The company needs to expand not only the number of vehicles to help get data, but also support systems, in particular chargers. One of the limitations of the current fleet is the lack of charging capability necessary to get test vehicles out on the roads for more than a few hours before needing charging.

GM’s Cruise self-driving car unit received a new round of funding: $1.15 billion led by T. Rowe Price, bringing the total raised to $7.25 billion.

In short, Cruise needs more time to test in San Francisco before it can deploy there, Ammann wrote. Ammann also said GM wants to build trust in Silicon Valley before it launches its vehicles there.

The company plans to educate the community about the changes they’ll be seeing in the months ahead, such as an increased number of vehicles, more charging stations, etc., and what it means for them in the long run, i.e. safer roads, fewer gas-powered vehicles on the road, etc.

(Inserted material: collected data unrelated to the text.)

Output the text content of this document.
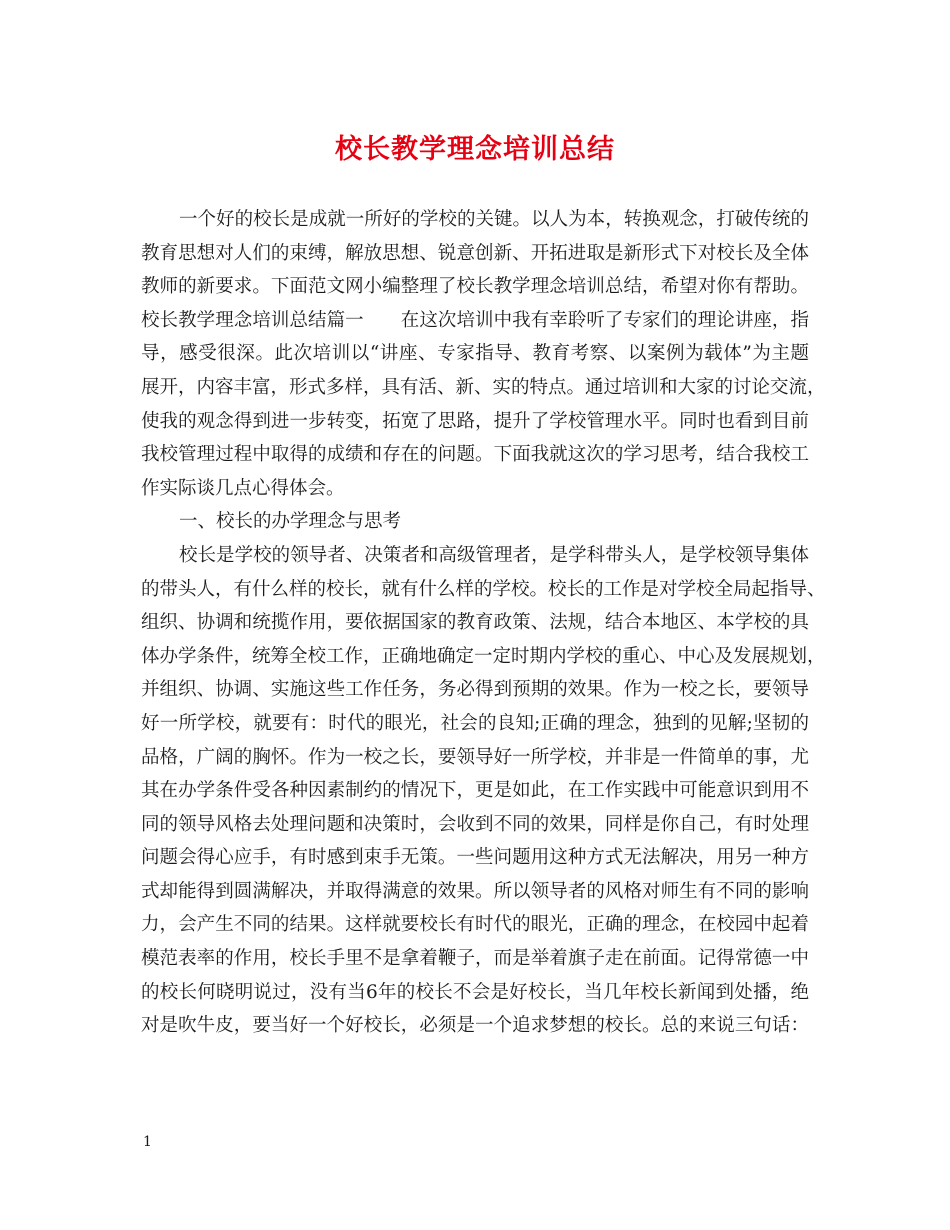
校长教学理念培训总结
一个好的校长是成就一所好的学校的关键。以人为本，转换观念，打破传统的
教育思想对人们的束缚，解放思想、锐意创新、开拓进取是新形式下对校长及全体
教师的新要求。下面范文网小编整理了校长教学理念培训总结，希望对你有帮助。
校长教学理念培训总结篇一　　在这次培训中我有幸聆听了专家们的理论讲座，指
导，感受很深。此次培训以“讲座、专家指导、教育考察、以案例为载体”为主题
展开，内容丰富，形式多样，具有活、新、实的特点。通过培训和大家的讨论交流，
使我的观念得到进一步转变，拓宽了思路，提升了学校管理水平。同时也看到目前
我校管理过程中取得的成绩和存在的问题。下面我就这次的学习思考，结合我校工
作实际谈几点心得体会。
一、校长的办学理念与思考
校长是学校的领导者、决策者和高级管理者，是学科带头人，是学校领导集体
的带头人，有什么样的校长，就有什么样的学校。校长的工作是对学校全局起指导、
组织、协调和统揽作用，要依据国家的教育政策、法规，结合本地区、本学校的具
体办学条件，统筹全校工作，正确地确定一定时期内学校的重心、中心及发展规划，
并组织、协调、实施这些工作任务，务必得到预期的效果。作为一校之长，要领导
好一所学校，就要有：时代的眼光，社会的良知;正确的理念，独到的见解;坚韧的
品格，广阔的胸怀。作为一校之长，要领导好一所学校，并非是一件简单的事，尤
其在办学条件受各种因素制约的情况下，更是如此，在工作实践中可能意识到用不
同的领导风格去处理问题和决策时，会收到不同的效果，同样是你自己，有时处理
问题会得心应手，有时感到束手无策。一些问题用这种方式无法解决，用另一种方
式却能得到圆满解决，并取得满意的效果。所以领导者的风格对师生有不同的影响
力，会产生不同的结果。这样就要校长有时代的眼光，正确的理念，在校园中起着
模范表率的作用，校长手里不是拿着鞭子，而是举着旗子走在前面。记得常德一中
的校长何晓明说过，没有当6年的校长不会是好校长，当几年校长新闻到处播，绝
对是吹牛皮，要当好一个好校长，必须是一个追求梦想的校长。总的来说三句话：
1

‘We will deploy with our community, not at our community,” wrote Dan Ammann, former GM President and now Cruise CEO, on Medium.com, announcing the delay.

(SoftBank invests $2.25 billion in GM Cruise.)

That education started with a full-page ad in the San Francisco Chronicle today, outlining what’s going on with Cruise and some of the aforementioned information.

GM and Cruise wouldn’t be the first with driverless taxi service, as Waymo’s fleet of autonomous cabs are roaming the streets of metropolitan Phoenix right now. The service operates in a 100-square-mile zone covering four Phoenix suburbs: Chandler, Tempe, Mesa and Gilbert.

The company has been testing its vehicles in the area since 2016, including offering free rides earlier this year to generate some goodwill for autonomous vehicles.

GM and Cruise want more time to ensure the autonomous Bolt functions well in one of the country’s toughest cities for traffic congestion: San Francisco.

However, those areas aren’t dense urban areas like San Francisco. Ammann wrote in his blog post that “the essential building blocks” for Cruise are in place. The company simply needs more scale to ensure the vehicles perform as they should.

This means having enough qualified people to run the program, such as the 1,500 employed by Cruise, as well as the capital needed to ensure the program is funded appropriately. In this case, the company has $7.25 billion from investors in place to make certain cash isn’t a problem.

(GM asking for federal approval to launch driverless robe-cabs in 2019)

“…Having our cars running many more miles on the road will further accelerate our rate of learning and safety validation,” Ammann wrote. “It will also give us crucial operational learnings from running a larger scale fleet and a larger scale ride service, which we currently operate for our employees.”